In order to strengthen the performance incentives of the independent non-executive directors of the Company, according to their workload and the actual situation of the Company and making reference to the current overall market conditions as well as the compensation level of the independent non- executive directors set by listed companies with total assets similar to those of the Company and peers within the same industry, the board of directors of the Company (the "Board") considered and approved a proposal to adjust the remunerations of independent non-executive directors of the Company from RMB150,000 (before tax) per annum per person to RMB200,000 (before tax) per annum per person with retrospective effect from 1 January 2019 (if the policies of State-owned Assets Supervision and Administration Commission of the State Council provide otherwise, such policies shall be followed). China National Aviation Holding Corporation Limited, the controlling Shareholder of the Company, has submitted an extraordinary proposal to the Board in relation to the adjustment of remunerations of independent non-executive directors of the Company. In accordance with the relevant laws and regulations and the Company's articles of association, the Board hereby presents such extraordinary proposal at the AGM for consideration and approval by Shareholders.
SUPPLEMENTAL NOTICE IS HEREBY GIVEN that the AGM, which will be held as originally scheduled, will consider and, if thought fit, pass the following ordinary resolution proposed by the controlling Shareholder, in addition to the resolutions set out in the Notice of AGM:
8. To consider and approve the adjustment of remunerations of independent non-executive directors of the Company to RMB200,000 (before tax) per annum per person with retrospective effect from 1 January 2019 (if the policies of State-owned Assets Supervision and Administration Commission of the State Council provide otherwise, such policies shall be followed).
By Order of the Board
Joint Company Secretaries
Beijing, the PRC, 15 May 2019
Notes:
(1) A revised form of proxy is enclosed with this supplemental notice. Whether or not you are able to attend the AGM, please complete the accompanying revised form of proxy in accordance with the instructions printed thereon and return the same to the Company's H share registrar, Computershare Hong Kong Investor Services Limited, at 17M Floor, Hopewell Centre, 183 Queen's Road East, Wan Chai, Hong Kong as soon as practicable and in any event not less than 24 hours before the time appointed for the holding of the AGM or any adjournment thereof (as the case may be). Completion and return of the revised form of proxy will not preclude the Shareholders of the Company from attending and voting in person at the AGM or any adjournment thereof.

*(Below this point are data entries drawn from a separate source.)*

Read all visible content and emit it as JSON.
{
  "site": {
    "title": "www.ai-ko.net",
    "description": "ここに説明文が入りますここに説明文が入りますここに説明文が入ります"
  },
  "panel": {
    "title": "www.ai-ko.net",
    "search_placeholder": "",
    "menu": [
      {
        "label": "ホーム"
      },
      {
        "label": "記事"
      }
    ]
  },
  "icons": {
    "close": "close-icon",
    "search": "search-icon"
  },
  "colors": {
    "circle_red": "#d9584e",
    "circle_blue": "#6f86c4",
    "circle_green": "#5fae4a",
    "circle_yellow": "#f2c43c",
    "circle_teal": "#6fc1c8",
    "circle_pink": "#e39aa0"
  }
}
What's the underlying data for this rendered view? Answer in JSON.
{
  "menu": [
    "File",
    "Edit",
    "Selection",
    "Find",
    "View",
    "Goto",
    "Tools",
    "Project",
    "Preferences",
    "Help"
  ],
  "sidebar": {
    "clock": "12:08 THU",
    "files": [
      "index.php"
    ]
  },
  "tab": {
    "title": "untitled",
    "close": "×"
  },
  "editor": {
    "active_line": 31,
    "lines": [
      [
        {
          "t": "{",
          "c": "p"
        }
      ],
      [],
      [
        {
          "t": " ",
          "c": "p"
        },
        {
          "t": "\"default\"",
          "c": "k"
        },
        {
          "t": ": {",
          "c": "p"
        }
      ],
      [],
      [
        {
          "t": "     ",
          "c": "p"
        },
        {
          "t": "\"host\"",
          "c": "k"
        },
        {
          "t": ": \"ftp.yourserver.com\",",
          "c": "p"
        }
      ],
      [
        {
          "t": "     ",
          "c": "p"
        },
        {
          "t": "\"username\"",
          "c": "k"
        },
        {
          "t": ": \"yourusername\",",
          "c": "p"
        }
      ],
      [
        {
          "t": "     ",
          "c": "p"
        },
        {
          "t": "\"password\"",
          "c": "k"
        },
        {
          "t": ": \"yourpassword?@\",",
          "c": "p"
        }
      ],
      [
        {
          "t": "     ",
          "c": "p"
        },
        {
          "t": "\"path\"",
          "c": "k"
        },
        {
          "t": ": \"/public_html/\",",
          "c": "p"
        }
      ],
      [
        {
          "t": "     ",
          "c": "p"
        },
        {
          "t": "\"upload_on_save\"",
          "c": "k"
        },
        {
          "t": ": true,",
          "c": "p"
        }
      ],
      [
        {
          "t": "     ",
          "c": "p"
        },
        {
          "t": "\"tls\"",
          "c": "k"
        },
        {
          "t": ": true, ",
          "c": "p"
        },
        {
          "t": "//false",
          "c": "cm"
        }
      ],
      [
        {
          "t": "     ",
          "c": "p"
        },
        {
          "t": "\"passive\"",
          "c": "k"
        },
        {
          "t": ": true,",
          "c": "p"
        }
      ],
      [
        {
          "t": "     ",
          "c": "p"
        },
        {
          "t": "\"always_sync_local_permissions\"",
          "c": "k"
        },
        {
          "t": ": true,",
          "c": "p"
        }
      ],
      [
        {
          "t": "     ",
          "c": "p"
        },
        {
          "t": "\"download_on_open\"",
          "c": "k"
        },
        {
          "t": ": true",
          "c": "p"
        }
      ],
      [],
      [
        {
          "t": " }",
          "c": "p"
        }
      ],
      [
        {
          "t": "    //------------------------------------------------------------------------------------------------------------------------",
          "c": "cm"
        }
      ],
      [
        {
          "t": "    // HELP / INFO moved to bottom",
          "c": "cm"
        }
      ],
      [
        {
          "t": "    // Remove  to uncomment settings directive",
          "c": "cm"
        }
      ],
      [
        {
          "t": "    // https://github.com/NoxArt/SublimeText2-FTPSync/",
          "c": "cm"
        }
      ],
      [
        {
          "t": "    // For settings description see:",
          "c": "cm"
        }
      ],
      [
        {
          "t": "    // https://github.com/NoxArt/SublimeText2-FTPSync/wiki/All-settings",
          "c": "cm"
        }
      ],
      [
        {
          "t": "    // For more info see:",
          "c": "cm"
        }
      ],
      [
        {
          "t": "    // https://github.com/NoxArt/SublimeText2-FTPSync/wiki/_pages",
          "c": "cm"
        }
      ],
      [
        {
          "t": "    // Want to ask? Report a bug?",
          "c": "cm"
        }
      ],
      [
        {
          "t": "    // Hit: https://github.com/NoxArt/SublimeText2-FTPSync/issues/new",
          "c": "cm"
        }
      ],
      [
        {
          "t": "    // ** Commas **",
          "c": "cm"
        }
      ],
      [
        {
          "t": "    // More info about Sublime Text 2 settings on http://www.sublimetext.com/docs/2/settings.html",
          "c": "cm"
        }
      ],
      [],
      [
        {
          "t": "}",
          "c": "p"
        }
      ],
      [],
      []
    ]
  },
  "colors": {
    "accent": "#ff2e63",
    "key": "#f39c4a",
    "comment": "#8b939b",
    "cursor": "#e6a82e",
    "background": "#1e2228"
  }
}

(2) Please refer to the Notice of AGM for details of other resolutions to be proposed at the AGM, the eligibility for attending the AGM, proxy, registration procedures, closure of register of members and other relevant matters.
As at the date of this supplemental notice, the directors of the Company are Mr. Cai Jianjiang, Mr. Song Zhiyong, Mr. Xue Yasong, Mr. John Robert Slosar, Mr. Wang Xiaokang*, Mr. Liu Deheng*, Mr. Stanley Hui Hon-chung* and Mr. Li Dajin*.